Huntingtower Castle is to be found just west of Perth, not far from the junction of the A9 and the A85 Crieff road. Its location is unspectacular, and the margins of Perth seem to be growing steadily out towards it. But both the grounds and the castle are beautifully cared for and what you find is a unique time capsule with a wonderful atmosphere.
Huntingtower is medieval in origin but has seen significant redevelopment during its colourful history. Two families, the Ruthvens and the Murrays, made it their home and it also played host to royalty: twice to Mary Queen of Scots and once to her son James VI, who was held against his will there for ten months in 1582 during the episode known as the Ruthven Raid (see our Historical Timeline).
The Ruthvens held the lands from the 1100s to 1600. One resident in the early 1500s was Katherine Ruthven who later became Lady Glenorchy. In 1600 James VI's patience with the family finally ran out as a result of yet more plotting against him. As a result they were first killed and then tried for high treason; their lands were forfeited; and even the very name of the place, until then Ruthven, was changed - to Huntingtower.
The property was later given by the Crown to the Murrays of Tullibardine. Amongst the family's notable sons was Lord George Murray, who played an important role in the Jacobite uprisings of 1715, 1719 and 1745. During the occupation of John Murray, the first Duke of Atholl, the castle became run down and with the death of his wife in 1767 it was abandoned as a place of residence.
During the occupancy of the House of Ruthven, Huntingtower consisted of two quite separate tower houses built three metres apart, one for each of the sons of William Ruthven. Other buildings were set around the courtyard of the castle precincts.
Huntingtower today offers an interesting glimpse into the past, and holds some surprises for its visitors. Entry is either by steps from the courtyard into the first floor of the Western Tower, or into the ground floor of the East Tower.
The West Tower originally had three storeys and a garret and was the larger of the two properties; what remains today is a spacious hall with traces of wall paintings and coat of arms still apparent in the west window recess.
The Eastern Tower was originally built as a gatehouse but was converted in around 1500 into a residential tower house. The first floor hall boasts a painted wooden ceiling and intricate painted plasterwork representing a bird amid luxuriant foliage. This building is three floors and a garret, and on the second floor the fine 15th Century fireplace also survives.
It was in the 1600s that work was undertaken to link the two towers and make Huntingtower look more like a regular country mansion of the time. This work was undertaken by the the Murray family, and the bridging work between the original two towers is clearly visible both internally and externally.

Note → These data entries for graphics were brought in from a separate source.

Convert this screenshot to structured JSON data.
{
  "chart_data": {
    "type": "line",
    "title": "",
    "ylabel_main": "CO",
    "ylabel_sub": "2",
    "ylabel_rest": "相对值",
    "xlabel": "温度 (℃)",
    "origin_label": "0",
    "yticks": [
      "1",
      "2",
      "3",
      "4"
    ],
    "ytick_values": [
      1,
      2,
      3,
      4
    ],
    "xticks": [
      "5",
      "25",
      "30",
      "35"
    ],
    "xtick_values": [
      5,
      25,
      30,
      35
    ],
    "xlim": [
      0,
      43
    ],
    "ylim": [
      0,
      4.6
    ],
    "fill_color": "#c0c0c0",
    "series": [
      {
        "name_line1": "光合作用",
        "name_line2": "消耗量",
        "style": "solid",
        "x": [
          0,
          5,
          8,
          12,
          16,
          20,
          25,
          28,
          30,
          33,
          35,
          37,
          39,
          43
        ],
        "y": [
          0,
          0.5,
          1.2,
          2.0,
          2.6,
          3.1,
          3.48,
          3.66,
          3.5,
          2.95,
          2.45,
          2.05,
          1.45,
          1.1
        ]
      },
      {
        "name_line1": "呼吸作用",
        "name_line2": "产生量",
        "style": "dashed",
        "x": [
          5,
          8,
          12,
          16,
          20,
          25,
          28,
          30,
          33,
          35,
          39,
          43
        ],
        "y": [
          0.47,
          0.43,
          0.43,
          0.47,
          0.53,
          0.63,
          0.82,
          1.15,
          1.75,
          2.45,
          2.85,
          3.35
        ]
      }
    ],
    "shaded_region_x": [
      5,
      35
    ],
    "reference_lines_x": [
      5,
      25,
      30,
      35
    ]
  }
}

At this time the grounds still housed the ruins of an earlier great banqueting hall and these were still standing more than a century later. The Murrays also developed significant formal gardens to the south and east of the castle.
Huntingtower also has a romantic tale to tell. Dorothea, daughter of the first Earl of Gowrie is said to have leapt between the tops of the two towers of the castle, a distance of 9 feet 4 inches, in retreat from her mother as she was almost discovered when visiting her lover in his chamber (doubtless deliberately located by her mother in the other tower).
The mother was reassured to find her daughter in her own bed that night, and her lover alone in his: but was probably less impressed when the couple eloped the next day. To this day the gap between the towers is know as The Maiden's Leap.
Some castles' claim to fame is a resident ghost. Huntingtower is known more for is resident colony of pipistrelle bats, who live here all year round alongside brown long-eared bats and some rarer Natterer's bats. An information board within the castle notes that bats aren't house trained, so evidence of their presence can be all to obvious. On the other hand, it points out that even a small pipistrelle bat can can eat up to 3,000 midges each night. And if you see butterfly wings carelessly scattered around, these are the leftovers of another of the bats' favourite meals.